The players are Sawatya (Vijay Raaz), an unseen Mohammad Ghori, breakaways from the Sawatya gang, DK (Abhimanyu Singh) and his brainy girlfriend (Madhu Shalini) and a gangster-turned-politician, Sarjerao Gaikwad (Amitabh Bachchan.)  Amidst the underhand dealings, betrayals, double-crossing and corruption, Shiv has to find a way to survive with his idealism intact. Mahadeo and his wife (Laxmi Manchu) have long since stilled their conscience.

Since there is not much to say,  Varma tries to experiment with style—letting loose multiple camera. As a result, every scene is shot and edited in a dizzying manner, with odd angles and close-ups, of feet, shoes, crockery, crotches, mouths, hands; two particularly noticeable shots, one from below a teacup and one from the POV of a carom striker.  The casting and production design team must have been given a brief to find the ugliest extras and the most decrepit locations possible.

If Varma wanted to employ an uber-realistic style, then Bollywood style song-and-dance numbers, and exaggerated action sequences using wirework do not blend in well. (The Natalia Kaur ‘item’ dance must be the most vulgar in recent times.)

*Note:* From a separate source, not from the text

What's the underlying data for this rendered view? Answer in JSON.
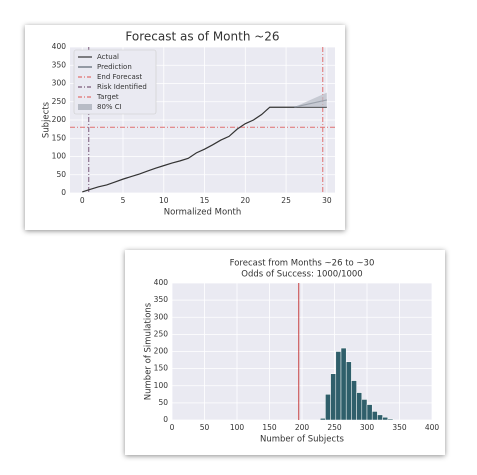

As it is, a few minutes into the film, the gun shots and piling up of bodies starts.  So excessive is the killing, that after a point, the viewer is numbed by the noise and the sight of heads smashed, brains spattered, blood spurting from bullet holes and terrified eyes of corpses.

The crew must  have enjoyed the experience of making the film, the actors certainly give it their best effort—particularly Rana Daggubati.  But what about the audience begging for mercy? The film ends with the threat of a sequel.  Varma is obstinate and foolhardy enough to do it.